Or, Wow, I have a lot of dead e-mails in my address book. (Not quite a rant)
I got hit by a virus or two today. So, I’m trying to do the right thing, sending out an e-mail to my whole contact list to let them know. I’ve never really cleaned it out, so there’s a lot of people there that I never talk to anymore, and quite a few dead addresses.
For every. Single. Dead address, I had to go in, find it (in a line of 50, not all in alphabetical order), delete it, then hit send again. I probably did this about 20 times (I had to send two e-mails, because there’s a limit on how many people I can send one message too.).
Why couldn’t Hotmail just send it out to the addresses that exist, then let me know which ones don’t, so I could delete them from my address book? It would be so much easier.
Yes, I cleaned out my address book after I was done.

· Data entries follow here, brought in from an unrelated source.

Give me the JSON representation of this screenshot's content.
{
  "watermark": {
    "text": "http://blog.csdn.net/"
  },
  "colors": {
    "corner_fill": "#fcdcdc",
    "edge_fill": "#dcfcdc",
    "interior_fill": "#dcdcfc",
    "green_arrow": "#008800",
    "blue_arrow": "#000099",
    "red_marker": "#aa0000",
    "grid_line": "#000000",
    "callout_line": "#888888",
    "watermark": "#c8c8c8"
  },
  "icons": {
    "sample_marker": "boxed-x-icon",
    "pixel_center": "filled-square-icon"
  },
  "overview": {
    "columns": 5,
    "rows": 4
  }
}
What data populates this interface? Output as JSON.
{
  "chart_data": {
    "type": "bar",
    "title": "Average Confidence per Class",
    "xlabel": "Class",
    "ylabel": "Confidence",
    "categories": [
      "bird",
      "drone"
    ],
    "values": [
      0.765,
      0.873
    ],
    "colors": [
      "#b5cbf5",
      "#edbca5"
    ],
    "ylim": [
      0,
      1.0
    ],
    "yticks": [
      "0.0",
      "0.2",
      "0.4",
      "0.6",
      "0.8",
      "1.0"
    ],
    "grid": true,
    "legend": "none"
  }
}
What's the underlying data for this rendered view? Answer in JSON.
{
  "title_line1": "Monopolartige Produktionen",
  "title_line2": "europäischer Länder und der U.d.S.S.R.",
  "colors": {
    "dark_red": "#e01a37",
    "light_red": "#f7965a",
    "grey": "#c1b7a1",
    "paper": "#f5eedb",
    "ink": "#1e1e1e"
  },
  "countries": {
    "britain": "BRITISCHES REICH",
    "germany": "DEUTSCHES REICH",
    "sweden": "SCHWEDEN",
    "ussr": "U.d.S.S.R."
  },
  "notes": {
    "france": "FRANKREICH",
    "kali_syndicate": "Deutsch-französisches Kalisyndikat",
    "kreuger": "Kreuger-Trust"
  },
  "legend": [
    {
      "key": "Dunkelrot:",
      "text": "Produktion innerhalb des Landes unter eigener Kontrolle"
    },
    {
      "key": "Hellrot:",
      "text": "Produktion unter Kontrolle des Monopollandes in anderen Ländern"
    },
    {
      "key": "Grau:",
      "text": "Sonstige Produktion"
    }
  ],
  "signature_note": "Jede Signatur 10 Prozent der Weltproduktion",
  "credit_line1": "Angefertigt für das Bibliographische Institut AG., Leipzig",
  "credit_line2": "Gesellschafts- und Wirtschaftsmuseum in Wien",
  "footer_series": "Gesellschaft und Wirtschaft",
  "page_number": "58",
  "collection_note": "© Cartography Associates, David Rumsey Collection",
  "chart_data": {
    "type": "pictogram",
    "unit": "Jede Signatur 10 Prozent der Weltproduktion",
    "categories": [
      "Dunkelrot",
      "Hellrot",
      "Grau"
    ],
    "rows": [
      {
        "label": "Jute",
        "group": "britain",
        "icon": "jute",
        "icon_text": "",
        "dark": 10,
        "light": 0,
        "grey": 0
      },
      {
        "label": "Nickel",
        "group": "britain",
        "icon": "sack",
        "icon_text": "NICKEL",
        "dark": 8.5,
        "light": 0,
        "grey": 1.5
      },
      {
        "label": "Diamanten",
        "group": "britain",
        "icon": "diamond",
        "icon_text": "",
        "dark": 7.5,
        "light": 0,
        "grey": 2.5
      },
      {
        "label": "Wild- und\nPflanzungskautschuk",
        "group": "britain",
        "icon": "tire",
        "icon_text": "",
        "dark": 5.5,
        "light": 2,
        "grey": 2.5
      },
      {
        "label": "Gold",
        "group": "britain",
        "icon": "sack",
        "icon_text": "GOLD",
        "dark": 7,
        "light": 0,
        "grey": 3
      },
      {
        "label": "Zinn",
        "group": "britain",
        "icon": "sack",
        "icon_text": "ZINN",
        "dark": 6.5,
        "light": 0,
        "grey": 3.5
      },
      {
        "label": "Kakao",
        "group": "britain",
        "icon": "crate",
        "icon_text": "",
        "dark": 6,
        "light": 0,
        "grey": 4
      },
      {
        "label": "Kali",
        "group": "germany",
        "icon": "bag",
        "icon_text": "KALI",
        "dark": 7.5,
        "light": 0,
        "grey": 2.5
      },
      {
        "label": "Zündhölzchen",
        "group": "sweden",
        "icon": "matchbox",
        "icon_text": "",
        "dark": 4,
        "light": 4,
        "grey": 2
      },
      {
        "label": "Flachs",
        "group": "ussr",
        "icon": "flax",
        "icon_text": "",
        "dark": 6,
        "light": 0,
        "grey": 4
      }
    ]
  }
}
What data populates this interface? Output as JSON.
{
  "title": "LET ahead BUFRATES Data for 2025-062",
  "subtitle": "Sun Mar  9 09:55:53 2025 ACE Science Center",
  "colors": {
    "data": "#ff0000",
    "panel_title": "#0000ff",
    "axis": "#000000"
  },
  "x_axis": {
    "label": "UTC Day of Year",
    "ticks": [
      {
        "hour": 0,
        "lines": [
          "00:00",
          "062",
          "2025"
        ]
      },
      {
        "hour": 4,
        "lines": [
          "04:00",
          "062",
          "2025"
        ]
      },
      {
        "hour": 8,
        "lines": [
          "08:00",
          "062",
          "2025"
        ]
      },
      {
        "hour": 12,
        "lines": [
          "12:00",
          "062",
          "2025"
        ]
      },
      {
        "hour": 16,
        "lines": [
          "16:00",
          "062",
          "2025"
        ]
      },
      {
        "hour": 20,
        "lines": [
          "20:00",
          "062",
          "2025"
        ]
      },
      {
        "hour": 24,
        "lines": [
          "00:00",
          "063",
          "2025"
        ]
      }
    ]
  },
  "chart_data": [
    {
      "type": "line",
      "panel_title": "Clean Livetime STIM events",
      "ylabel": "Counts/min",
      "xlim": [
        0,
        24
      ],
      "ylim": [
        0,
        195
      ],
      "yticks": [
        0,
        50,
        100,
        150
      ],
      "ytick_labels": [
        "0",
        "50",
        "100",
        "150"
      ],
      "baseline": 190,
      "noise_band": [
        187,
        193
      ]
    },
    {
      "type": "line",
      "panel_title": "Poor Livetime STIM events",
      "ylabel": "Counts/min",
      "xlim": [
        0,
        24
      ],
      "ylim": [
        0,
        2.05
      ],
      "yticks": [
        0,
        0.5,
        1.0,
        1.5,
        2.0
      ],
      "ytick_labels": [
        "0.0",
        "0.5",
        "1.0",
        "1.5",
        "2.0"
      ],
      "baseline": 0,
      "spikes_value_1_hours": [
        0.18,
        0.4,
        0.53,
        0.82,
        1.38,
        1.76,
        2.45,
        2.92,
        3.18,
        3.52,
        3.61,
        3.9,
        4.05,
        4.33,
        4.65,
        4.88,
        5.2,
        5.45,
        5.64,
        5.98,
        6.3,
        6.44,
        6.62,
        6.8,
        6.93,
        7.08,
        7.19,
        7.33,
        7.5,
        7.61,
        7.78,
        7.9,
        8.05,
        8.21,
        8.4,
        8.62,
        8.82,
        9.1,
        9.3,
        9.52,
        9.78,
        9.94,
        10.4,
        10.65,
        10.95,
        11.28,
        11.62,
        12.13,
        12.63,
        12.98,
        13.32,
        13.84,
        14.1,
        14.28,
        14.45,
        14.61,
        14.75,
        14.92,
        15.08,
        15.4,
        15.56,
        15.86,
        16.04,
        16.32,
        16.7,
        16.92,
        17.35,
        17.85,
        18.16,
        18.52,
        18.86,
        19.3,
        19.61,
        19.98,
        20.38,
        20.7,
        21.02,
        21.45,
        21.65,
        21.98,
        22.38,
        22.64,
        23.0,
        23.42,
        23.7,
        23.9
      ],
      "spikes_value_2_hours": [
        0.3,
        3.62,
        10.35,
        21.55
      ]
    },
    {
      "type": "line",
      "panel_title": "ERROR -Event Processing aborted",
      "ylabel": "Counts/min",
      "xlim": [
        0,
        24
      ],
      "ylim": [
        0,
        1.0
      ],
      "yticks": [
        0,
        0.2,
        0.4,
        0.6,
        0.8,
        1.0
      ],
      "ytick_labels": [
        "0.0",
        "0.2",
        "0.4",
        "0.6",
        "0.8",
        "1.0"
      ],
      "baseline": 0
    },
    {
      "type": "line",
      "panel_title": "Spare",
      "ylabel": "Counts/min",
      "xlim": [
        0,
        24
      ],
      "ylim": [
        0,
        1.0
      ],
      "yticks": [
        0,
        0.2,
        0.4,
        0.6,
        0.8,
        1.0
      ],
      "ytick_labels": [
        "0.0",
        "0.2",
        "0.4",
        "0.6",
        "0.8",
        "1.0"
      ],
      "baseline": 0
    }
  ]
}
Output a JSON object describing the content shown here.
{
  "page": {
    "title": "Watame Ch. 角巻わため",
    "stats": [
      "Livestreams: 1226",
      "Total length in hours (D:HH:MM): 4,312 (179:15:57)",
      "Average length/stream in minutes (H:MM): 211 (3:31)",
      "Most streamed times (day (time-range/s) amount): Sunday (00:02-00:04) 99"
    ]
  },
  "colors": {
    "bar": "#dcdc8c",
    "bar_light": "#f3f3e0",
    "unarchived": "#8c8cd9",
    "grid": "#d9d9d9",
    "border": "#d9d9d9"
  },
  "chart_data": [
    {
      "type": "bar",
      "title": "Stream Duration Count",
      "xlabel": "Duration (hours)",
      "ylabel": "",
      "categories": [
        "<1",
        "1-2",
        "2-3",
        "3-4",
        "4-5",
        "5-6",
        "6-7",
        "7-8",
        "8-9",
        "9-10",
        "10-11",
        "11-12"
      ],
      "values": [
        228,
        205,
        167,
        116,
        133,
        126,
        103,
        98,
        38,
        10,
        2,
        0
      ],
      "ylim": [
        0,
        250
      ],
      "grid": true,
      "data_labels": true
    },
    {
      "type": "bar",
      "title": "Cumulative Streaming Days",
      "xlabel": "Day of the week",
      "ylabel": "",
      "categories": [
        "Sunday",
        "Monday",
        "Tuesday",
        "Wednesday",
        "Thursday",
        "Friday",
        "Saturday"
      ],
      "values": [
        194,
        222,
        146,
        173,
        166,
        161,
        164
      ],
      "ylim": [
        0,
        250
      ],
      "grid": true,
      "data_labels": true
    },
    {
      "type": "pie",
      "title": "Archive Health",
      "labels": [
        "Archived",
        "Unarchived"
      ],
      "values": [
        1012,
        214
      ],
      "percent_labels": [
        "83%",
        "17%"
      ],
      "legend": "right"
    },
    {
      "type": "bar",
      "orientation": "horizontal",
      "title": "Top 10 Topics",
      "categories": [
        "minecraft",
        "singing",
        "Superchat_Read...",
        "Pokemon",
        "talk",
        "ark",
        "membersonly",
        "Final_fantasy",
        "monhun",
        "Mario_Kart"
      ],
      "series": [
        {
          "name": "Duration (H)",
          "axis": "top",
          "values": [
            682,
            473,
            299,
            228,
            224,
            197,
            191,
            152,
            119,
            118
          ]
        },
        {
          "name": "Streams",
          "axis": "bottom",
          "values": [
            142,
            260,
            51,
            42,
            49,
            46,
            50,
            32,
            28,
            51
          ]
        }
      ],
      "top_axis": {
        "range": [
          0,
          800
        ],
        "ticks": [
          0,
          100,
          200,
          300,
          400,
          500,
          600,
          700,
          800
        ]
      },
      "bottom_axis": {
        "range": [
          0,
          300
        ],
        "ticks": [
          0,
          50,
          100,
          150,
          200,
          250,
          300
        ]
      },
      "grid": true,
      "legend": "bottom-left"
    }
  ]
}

checks e-mail before hitting submit
Great, I think this has a rotating message too, somehow it got sent back to myself, and the message is different than the one I read. Doesn’t even sound like me, but a lot of my contacts wouldn’t realise that. My friend said it was a good one, and I’m inclined to agree–after all, I did get taken in. Hopefully no one else does.
Because this would be really, really, really bad. It is possible to set things up on a mail server so email to a nonexistent email address bounces back to the sender indicating the account is invalid. Actually doing this has horrendous consequences:
Spammers would send email to as many accounts at a site as possible. They would run thru all short accounts names as well as using a dictionary of account names collected from other sites (e.g., “jsmith” is always a good guess). The bounce backs would tell them which accounts are bad and therefore the rest are good and those would get bombarded with spam.
The “bounce back” aspect would also not work. The spammers would send to a known not-good account on the email server with a forged “from” address as the intended target. The server would then bounce the email to the spammer’s target rather than back to the spammer. A while back spammers went searching thru the Net looking for such bouncing email servers. Once found, they exploited this “feature” to relay their spam. I used to get a lot of “rejected emails” that I had never sent. All spam. Such sites are now fixed or blocked.
I can also think of several other ways such a system can be exploited but you should get the idea.